If you do wish to make a change, you will someday have to take the helm of larger groups of humans. This is when being competent and having proofs for it becomes indispensible.

I've given up on Monitors

I recently have moved on from using monitors and am working (professional and writing endeavours) only via a 13 inch laptop. It is definitely a different workflow than what I’m used to.

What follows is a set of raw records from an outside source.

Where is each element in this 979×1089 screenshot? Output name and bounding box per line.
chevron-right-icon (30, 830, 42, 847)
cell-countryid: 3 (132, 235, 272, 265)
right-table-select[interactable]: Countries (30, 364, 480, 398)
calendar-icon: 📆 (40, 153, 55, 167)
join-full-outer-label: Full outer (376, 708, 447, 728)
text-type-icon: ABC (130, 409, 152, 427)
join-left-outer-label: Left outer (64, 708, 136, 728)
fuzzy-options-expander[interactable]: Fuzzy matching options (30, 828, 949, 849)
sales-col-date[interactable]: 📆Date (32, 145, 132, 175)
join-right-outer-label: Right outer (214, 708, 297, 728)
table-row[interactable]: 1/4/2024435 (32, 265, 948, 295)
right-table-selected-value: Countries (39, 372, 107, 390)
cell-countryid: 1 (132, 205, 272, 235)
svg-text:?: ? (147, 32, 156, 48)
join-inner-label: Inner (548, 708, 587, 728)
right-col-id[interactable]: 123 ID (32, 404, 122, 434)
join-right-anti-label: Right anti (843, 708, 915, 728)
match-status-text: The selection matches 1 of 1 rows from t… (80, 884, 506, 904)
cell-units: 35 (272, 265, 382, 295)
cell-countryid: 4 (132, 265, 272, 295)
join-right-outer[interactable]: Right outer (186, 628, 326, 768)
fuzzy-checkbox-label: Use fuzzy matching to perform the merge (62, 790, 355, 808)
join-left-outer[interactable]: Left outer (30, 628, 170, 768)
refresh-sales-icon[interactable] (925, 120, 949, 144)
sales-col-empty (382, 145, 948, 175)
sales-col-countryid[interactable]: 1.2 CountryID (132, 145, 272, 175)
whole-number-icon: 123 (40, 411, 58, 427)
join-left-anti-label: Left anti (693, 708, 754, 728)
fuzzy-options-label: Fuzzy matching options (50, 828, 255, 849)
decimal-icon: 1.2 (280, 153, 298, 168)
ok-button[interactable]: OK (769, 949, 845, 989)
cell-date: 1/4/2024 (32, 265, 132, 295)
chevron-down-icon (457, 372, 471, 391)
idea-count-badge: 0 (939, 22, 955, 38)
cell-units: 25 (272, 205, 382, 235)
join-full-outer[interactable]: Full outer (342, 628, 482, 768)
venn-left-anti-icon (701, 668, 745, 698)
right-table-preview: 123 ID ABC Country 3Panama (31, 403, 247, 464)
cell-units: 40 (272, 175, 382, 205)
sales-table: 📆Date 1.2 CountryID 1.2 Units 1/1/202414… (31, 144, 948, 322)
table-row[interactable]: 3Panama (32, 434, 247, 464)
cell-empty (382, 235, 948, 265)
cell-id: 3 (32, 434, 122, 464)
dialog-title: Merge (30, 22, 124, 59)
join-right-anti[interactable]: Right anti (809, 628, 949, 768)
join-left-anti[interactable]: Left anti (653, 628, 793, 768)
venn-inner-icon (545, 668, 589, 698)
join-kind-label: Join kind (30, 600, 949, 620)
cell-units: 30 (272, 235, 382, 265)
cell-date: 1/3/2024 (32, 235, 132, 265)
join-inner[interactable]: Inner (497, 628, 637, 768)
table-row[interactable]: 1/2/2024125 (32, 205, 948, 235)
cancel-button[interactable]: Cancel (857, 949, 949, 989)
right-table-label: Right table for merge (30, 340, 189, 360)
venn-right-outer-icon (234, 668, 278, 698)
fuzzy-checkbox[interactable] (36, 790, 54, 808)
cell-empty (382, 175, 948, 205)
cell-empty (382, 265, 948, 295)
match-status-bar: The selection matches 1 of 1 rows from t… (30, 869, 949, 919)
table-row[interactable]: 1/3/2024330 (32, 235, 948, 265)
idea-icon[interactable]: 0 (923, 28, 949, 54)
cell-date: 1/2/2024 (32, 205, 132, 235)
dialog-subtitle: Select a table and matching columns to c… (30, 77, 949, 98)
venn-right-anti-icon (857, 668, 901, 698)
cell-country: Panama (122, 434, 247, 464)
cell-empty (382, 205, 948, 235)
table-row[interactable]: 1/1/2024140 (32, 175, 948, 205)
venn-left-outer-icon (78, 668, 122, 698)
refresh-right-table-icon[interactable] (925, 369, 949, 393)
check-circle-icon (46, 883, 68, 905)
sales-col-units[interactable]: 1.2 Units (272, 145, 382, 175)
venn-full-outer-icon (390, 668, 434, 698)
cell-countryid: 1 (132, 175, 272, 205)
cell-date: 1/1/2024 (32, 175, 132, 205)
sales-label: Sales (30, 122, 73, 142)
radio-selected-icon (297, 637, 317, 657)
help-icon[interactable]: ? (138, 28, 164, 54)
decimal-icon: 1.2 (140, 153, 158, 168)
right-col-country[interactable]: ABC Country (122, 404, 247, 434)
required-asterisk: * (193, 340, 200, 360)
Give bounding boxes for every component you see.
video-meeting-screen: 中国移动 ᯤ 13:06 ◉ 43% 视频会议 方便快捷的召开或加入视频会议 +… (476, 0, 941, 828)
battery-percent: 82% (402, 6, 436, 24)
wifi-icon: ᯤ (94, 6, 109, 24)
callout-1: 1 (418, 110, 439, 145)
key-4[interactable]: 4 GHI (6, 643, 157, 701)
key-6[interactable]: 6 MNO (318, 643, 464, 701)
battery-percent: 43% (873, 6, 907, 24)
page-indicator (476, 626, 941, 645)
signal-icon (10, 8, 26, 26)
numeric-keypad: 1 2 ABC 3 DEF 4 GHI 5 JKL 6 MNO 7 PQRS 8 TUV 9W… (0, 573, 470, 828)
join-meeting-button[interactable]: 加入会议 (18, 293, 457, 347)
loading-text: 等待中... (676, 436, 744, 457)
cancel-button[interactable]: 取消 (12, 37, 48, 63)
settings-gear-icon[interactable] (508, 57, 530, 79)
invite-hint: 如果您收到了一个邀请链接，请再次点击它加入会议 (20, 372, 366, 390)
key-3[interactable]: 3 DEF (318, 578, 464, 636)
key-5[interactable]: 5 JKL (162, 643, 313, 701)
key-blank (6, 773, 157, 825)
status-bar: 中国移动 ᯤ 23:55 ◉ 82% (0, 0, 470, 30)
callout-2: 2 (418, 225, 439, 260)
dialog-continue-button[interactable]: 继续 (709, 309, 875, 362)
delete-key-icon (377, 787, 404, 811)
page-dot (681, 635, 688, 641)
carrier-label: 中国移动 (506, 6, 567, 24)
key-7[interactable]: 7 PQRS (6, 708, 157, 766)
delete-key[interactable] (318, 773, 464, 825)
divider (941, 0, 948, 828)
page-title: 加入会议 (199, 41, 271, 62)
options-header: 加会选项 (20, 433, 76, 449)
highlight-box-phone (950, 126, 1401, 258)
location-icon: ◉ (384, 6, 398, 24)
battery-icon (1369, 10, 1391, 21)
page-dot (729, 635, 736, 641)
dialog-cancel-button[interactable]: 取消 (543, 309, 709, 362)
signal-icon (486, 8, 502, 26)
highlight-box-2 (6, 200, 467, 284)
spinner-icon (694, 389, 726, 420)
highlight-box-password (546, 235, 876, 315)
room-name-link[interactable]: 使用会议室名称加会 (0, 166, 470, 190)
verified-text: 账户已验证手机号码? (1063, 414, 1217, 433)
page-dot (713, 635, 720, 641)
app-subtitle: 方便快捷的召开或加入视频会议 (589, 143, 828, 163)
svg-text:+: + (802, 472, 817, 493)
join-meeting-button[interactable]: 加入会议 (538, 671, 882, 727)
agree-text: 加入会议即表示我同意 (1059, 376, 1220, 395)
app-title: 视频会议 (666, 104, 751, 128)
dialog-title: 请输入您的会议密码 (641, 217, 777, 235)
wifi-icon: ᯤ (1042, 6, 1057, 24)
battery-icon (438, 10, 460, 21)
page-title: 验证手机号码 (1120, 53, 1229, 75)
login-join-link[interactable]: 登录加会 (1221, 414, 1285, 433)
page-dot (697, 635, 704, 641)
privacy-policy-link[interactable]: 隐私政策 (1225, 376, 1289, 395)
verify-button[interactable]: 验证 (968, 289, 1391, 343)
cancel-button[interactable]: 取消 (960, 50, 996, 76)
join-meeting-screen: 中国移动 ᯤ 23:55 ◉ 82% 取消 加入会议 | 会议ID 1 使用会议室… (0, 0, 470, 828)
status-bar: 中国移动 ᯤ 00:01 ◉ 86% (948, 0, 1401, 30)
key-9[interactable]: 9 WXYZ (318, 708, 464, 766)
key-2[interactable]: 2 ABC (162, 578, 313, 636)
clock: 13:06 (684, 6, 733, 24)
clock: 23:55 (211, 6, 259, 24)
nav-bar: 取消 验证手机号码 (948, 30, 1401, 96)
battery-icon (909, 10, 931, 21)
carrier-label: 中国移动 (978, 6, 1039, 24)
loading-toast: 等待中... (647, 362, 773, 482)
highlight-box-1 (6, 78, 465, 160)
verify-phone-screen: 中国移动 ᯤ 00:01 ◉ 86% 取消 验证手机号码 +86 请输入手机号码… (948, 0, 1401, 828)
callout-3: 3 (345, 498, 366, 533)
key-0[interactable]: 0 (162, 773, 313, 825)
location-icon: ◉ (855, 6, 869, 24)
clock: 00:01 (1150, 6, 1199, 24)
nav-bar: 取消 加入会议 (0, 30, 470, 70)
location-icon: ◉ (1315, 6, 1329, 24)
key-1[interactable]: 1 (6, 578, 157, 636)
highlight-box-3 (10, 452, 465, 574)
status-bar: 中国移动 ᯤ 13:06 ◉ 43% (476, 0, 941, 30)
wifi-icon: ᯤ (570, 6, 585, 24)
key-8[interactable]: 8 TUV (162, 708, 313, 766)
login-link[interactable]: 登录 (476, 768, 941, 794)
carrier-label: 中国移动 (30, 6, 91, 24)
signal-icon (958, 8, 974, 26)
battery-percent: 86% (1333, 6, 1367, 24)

It has been around 10 days I’ve been doing this and here are some observations:

  • I’m able to focus better as I’m forced to enlarge my context maintaining capabilities; for I don’t have the luxury to look back and forth with just my eye movements.
  • I can work from anywhere. I change places and posture every 1.5 hours, 5 times a day.
  • Given I move between a couple of meets during the day, I don’t have to adjust to differing window management mannerisms as I only ever work on the same screen now.
  • I work in at most two splits now compared to the 5+ previously: it is all simpler and the monitor has started to seem like a vanity rather than essential accessory.
  • I don’t have to switch keyboards between my desk and meets: I don’t mess enough as much now.
  • I can start looking down upon people that are bound to monitors, thinking that they’re spoiled or aren’t minimal enough.
  • I’ve started preaching about the spartan-ish effects of working only via your laptop
  • I spend more time on screen, on my bed: consequently I’m writing more.

I definitely do miss reading papers and books on a larger vertically oriented screen but I’m going to stick to this for a while.